Closed satara closed 1 month ago

satara commented 1 month ago

I am installing nnUNet on a Docker container with CUDA driver 11.4. I first install the most recent torch compatible with the driver and it runs ok (11.8 should be compatible with 11.4):

pip install torch==2.0.1 torchvision==0.15.2 torchaudio==2.0.2 --index-url https://download.pytorch.org/whl/cu118

When I instal nnUNet it removes torch 2.0.1 to install 2.4 and creates incompatibility with other libraries:

  Attempting uninstall: triton
    Found existing installation: triton 2.0.0
    Uninstalling triton-2.0.0:
      Successfully uninstalled triton-2.0.0
  Attempting uninstall: torch
    Found existing installation: torch 2.0.1+cu118
    Uninstalling torch-2.0.1+cu118:
      Successfully uninstalled torch-2.0.1+cu118
ERROR: pip's dependency resolver does not currently take into account all the packages that are installed.
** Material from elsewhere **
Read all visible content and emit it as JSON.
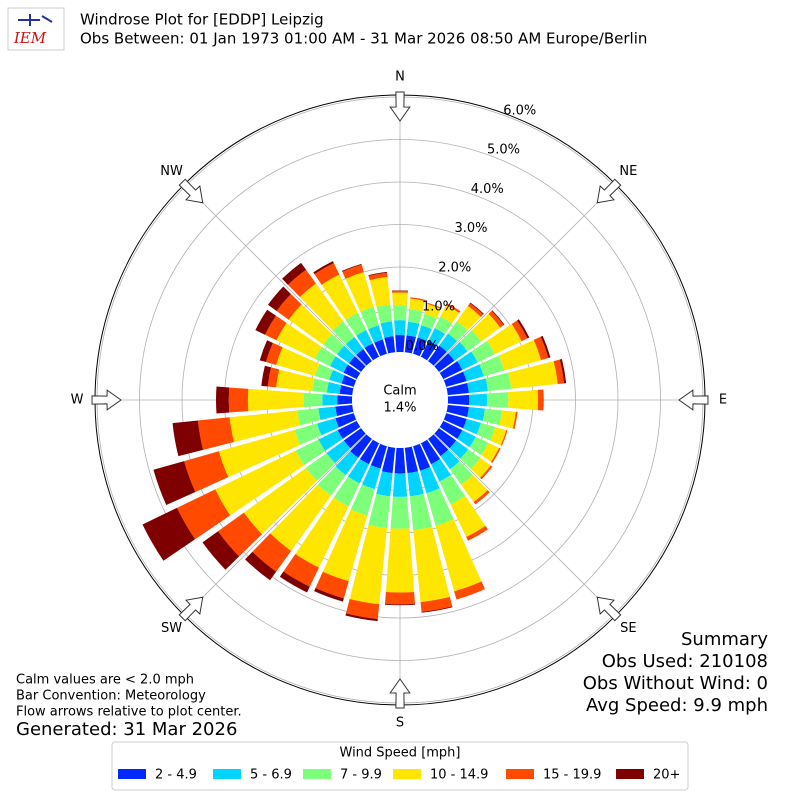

This behaviour is the source of the following dependency conflicts.
torchaudio 2.0.2+cu118 requires torch==2.0.1, but you have torch 2.4.1 which is incompatible.
torchdata 0.6.1 requires torch==2.0.1, but you have torch 2.4.1 which is incompatible.
torchtext 0.15.2+cpu requires torch==2.0.1, but you have torch 2.4.1 which is incompatible.
torchvision 0.15.2+cu118 requires torch==2.0.1, but you have torch 2.4.1 which is incompatible.
Successfully installed argparse-1.4.0 nnunetv2-2.5.1 torch-2.4.1 triton-3.0.0

And when I train my model I get the following error:

File "/opt/conda/lib/python3.9/site-packages/torch/cuda/__init__.py", line 314, in _lazy_init
    torch._C._cuda_init()
RuntimeError: The NVIDIA driver on your system is too old (found version 11040). Please update your GPU driver by downloading and installing a new version from the URL: http://www.nvidia.com/Download/index.aspx Alternatively, go to: https://pytorch.org to install a PyTorch version that has been compiled with your version of the CUDA driver.

The same happens if I install an older version of torch (compatible with CUDA 11.3). Please help!

satara commented 1 month ago

Updated everything to latest version, build triton from source and now it is working. Thanks.